A mouse creeps through a field under the cover of darkness. Suddenly, the unmistakable whiff of a fox wafts by. Instantly, blood stress hormones in the mouse skyrocket, readying the little animal to run away.

Exactly how smelling a predator triggers a hormonal response has been a mystery. Specifically, in the brain, how does the olfactory cortex communicate with the hormone-controlling hypothalamus?

US researchers claim to have found the missing link. In the journal Nature, Kunio Kondoh from the Howard Hughes Medical Institute in Maryland and colleagues traced the cells hooking up the structures, and found the part responsible for predator smell response is tiny. It comprises less than one twentieth of the olfactory cortex.

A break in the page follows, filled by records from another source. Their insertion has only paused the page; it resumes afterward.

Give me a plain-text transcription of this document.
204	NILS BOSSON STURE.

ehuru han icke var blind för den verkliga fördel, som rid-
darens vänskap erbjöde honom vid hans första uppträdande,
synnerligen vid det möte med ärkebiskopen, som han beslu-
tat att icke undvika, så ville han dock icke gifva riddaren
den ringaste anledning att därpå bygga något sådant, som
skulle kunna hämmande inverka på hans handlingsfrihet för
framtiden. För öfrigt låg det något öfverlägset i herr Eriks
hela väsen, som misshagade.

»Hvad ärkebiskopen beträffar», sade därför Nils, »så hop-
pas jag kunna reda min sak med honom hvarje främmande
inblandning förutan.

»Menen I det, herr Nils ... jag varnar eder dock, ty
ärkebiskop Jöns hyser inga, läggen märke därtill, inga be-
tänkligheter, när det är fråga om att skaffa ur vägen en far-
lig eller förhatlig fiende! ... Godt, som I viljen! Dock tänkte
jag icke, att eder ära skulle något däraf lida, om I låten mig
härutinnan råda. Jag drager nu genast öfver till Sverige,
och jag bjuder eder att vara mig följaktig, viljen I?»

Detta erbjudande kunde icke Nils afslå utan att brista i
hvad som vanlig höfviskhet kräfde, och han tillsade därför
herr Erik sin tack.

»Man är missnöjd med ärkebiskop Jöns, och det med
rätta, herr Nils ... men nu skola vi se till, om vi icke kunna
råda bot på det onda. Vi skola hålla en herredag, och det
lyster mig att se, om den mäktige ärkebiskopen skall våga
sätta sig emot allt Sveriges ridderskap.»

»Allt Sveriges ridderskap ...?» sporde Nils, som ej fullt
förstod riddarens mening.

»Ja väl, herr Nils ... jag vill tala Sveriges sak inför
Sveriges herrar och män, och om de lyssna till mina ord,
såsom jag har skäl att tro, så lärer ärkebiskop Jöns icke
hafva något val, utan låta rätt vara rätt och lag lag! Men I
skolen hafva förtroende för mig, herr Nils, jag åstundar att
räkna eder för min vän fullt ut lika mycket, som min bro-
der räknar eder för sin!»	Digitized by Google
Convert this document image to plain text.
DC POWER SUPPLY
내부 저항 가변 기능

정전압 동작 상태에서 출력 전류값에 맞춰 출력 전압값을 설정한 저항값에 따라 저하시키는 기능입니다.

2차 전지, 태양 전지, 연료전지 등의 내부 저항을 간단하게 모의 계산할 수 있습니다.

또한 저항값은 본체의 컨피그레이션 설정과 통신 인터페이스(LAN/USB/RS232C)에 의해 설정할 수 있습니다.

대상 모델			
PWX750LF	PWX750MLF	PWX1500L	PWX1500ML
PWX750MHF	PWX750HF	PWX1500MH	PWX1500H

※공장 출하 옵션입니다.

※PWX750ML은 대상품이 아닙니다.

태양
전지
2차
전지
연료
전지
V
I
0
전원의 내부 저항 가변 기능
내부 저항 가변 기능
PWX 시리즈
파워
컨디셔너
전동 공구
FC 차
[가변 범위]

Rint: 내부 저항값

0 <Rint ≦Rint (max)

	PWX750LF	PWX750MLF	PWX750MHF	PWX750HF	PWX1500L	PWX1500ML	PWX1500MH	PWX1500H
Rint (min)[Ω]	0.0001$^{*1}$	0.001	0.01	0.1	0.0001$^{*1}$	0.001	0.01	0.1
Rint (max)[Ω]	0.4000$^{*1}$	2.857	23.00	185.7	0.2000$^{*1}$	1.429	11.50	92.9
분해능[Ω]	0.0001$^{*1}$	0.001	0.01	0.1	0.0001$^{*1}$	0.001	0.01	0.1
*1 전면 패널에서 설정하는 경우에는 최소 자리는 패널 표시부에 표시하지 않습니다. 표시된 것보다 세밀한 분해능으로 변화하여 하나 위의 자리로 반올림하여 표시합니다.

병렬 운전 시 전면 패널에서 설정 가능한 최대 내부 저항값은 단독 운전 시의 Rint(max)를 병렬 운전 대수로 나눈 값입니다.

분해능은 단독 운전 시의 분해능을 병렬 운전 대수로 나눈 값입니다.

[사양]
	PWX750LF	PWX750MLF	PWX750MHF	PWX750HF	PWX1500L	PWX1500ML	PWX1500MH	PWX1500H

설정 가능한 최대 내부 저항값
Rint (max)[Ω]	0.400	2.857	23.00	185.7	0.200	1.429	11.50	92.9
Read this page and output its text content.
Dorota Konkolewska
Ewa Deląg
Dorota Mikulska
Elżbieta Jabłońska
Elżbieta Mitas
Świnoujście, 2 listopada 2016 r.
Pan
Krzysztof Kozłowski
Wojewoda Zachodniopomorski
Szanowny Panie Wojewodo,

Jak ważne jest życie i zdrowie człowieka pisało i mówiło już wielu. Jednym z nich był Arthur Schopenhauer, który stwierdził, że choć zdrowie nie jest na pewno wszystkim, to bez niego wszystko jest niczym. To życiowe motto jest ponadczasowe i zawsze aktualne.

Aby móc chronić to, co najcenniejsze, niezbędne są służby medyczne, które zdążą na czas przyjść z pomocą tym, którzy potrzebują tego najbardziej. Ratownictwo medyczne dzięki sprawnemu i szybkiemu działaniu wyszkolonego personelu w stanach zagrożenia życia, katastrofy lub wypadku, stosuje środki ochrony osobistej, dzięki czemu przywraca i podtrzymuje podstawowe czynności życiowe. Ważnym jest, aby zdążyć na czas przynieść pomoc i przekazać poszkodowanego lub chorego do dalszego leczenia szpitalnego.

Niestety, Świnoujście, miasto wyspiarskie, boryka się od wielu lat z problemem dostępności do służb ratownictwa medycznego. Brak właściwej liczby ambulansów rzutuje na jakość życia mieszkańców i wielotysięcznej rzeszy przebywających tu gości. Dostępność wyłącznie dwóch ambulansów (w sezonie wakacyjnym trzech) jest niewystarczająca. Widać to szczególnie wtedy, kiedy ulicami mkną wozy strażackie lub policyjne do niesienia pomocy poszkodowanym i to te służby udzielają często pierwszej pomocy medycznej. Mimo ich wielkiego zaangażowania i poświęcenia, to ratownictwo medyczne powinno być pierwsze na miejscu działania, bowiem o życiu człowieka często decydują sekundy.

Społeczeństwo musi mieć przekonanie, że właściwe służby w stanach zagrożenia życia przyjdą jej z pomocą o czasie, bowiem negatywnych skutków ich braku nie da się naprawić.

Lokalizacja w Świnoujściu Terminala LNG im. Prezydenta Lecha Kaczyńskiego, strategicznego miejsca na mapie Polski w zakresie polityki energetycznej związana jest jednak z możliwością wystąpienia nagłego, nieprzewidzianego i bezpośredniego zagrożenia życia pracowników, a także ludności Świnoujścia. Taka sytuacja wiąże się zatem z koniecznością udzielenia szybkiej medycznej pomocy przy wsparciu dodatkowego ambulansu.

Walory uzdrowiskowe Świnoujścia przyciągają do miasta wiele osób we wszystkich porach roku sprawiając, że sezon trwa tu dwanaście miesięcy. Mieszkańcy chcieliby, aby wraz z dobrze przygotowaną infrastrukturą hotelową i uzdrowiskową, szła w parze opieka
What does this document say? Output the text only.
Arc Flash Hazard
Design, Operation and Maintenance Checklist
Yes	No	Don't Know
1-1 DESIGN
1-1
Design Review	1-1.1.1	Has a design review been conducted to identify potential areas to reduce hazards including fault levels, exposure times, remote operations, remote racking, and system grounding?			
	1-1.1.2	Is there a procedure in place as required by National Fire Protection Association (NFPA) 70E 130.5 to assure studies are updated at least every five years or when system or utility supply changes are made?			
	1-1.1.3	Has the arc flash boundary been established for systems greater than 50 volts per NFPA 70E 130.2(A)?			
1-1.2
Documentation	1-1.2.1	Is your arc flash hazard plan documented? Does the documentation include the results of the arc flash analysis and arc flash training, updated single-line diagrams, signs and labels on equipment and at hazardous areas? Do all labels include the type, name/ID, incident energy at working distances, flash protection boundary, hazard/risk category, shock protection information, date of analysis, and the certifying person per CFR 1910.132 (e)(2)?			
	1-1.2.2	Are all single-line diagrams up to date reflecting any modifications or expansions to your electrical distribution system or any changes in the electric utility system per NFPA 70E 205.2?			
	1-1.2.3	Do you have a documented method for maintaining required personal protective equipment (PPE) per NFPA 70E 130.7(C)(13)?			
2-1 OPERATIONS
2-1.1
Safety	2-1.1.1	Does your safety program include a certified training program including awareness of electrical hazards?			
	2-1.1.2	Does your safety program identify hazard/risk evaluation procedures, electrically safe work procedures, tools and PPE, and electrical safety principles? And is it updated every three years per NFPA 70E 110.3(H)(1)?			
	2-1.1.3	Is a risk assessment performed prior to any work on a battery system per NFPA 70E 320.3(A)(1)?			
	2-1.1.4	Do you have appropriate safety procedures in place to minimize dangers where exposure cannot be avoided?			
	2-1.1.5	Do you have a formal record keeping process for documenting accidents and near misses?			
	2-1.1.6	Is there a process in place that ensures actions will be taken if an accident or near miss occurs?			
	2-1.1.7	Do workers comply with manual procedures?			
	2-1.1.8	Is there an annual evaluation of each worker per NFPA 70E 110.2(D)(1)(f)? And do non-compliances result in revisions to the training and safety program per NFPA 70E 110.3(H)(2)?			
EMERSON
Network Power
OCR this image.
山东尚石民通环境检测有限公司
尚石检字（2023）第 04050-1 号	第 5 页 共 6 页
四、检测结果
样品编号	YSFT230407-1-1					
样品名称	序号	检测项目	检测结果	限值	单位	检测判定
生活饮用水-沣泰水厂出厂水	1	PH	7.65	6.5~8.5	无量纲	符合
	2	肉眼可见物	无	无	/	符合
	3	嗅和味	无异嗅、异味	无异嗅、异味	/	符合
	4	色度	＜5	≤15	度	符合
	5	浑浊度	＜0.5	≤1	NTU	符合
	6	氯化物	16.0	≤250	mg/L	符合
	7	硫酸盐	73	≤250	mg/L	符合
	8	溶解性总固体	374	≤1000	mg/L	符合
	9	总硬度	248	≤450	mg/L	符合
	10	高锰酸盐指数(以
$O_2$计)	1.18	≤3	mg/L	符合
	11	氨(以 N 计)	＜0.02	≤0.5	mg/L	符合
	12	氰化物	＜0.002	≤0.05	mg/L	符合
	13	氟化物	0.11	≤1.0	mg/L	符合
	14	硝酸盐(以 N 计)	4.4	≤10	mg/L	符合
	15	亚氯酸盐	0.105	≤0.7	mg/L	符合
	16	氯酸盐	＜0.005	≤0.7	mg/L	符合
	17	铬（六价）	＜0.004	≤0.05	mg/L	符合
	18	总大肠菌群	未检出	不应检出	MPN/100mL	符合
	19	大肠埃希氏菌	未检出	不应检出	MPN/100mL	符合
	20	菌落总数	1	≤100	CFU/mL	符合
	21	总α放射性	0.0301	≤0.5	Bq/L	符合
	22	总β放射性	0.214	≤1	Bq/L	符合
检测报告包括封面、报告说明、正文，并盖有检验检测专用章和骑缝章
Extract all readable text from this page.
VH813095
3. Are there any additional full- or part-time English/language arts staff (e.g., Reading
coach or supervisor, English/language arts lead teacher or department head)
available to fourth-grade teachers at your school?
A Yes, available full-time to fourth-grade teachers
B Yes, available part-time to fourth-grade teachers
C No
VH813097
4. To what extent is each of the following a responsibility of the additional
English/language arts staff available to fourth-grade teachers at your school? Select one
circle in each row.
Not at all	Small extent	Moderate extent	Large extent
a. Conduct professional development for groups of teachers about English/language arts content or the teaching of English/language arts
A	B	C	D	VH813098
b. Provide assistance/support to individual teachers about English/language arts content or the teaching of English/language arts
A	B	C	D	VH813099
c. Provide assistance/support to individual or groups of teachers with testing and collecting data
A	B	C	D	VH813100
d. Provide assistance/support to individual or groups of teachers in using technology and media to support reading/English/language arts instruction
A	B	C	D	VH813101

But tracing the neuronal pathway between brain regions in a mouse was not an easy job.

Mice bred in captivity were exposed to fox or bobcat urine – both natural predators – and even though they'd never smelled those odours before, they automatically generated a surge of fear hormones. But when they sniffed harmless rabbit urine, they weren't stressed.

So to pinpoint the location in the brain from where the fear response stems, the researchers engineered a virus with a tag, which was able to jump from cell to cell. And like a tracking system, it showed which neurons were connected.

They injected the virus into a bundle of brain cells called the paraventricular nucleus, which release corticotropin-releasing hormone and eventually stimulate cortisol to be released from the adrenal gland.

The tagged virus travelled back to the olfactory cortex, but instead of infecting all the cells, the researchers saw only a small population – called the amygdalo-piriform transition area – were tagged. This part consists of only 5% of the olfactory cortex.

And when they chemically blocked the amygdalo-piriform transition area, stopping tranmission to the paraventricular nucleus, blood stress hormones also dropped. Silencing neighbouring parts of the olfactory cortex, however, didn't have any effect.

While mice have a far more sensitive sense of smell than we do, similar hormones get activated when we are scared or stressed out. The researchers say the work will help understand how stress and fear develop in people.